$250K grant provides laptops to incarcerated students at Wash. women's facility

Inmates enrolled in courses at a local community college will be able to use the laptops while taking classes


By Rachel Friederich
Washington Dept. of Corrections Communications Office

GIG HARBOR, Wash. — The Andrew W. Mellon Foundation has awarded a $250,000 grant to expand technology for students taking college classes at the Washington Corrections Center for Women.

The grant will be used to purchase 100 new laptops for incarcerated students to use who are enrolled in Tacoma Community College (TCC) courses and classes taught through the Freedom Education Project of Puget Sound (FEPPS). Students would be able to use the laptops while enrolled in these classes.
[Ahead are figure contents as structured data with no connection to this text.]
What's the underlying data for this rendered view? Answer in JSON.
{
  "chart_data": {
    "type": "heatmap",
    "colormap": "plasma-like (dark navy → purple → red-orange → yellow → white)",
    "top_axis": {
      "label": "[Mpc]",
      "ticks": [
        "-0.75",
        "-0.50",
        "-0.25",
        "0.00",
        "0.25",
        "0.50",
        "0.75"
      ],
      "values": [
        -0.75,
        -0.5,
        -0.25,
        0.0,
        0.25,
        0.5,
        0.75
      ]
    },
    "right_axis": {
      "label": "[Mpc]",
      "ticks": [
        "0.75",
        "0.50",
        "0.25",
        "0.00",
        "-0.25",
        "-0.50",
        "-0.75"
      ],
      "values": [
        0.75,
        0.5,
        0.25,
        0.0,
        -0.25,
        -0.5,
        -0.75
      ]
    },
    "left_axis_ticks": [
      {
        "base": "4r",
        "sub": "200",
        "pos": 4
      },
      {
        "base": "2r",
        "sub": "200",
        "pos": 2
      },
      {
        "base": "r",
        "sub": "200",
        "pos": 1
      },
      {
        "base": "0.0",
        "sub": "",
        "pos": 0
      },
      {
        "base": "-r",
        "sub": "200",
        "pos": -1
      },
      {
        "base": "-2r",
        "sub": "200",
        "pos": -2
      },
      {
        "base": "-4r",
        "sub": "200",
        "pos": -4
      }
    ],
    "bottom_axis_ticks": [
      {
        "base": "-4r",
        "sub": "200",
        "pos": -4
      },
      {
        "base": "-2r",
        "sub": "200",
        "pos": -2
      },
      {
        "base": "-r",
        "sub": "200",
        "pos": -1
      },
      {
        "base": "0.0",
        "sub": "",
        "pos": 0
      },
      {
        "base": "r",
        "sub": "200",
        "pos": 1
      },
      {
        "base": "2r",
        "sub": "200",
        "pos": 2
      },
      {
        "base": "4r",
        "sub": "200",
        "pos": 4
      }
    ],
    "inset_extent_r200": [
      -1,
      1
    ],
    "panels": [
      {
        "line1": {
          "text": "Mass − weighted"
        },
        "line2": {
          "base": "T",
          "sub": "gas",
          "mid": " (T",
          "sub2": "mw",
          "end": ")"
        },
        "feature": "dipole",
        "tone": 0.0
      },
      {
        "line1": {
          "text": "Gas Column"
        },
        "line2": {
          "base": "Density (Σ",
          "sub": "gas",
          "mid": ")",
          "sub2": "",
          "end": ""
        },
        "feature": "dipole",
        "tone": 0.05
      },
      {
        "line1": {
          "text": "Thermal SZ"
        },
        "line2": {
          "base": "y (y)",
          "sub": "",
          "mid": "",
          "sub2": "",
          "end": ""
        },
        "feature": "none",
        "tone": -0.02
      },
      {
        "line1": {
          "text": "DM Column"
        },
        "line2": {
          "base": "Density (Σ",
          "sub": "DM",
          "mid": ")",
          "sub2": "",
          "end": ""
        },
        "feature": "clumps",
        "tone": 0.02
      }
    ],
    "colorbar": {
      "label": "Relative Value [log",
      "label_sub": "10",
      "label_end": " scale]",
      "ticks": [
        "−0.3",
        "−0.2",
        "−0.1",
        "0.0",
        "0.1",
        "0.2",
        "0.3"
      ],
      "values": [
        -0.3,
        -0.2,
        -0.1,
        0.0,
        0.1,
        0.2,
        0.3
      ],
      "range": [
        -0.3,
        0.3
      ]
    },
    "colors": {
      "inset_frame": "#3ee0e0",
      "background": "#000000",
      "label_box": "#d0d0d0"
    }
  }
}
The grant will also help pay for two part-time staff to provide information technology support to integrate the use of laptops and teach incarcerated students to use them. Additionally, the grant will fund a needs assessment for and purchase of assistive technologies for incarcerated students with learning disabilities.

"This grant reflects the strong collaboration between the facility, TCC and FEPPS and it will allow us to do things we weren’t able to do before,” said FEPPS Executive Director Jennifer Bright. “It levels the playing field. It will allow us to be able to do more towards comparable education technologies and it will be a huge step forward to having the kinds of technological tools many of us take for granted on the outside.”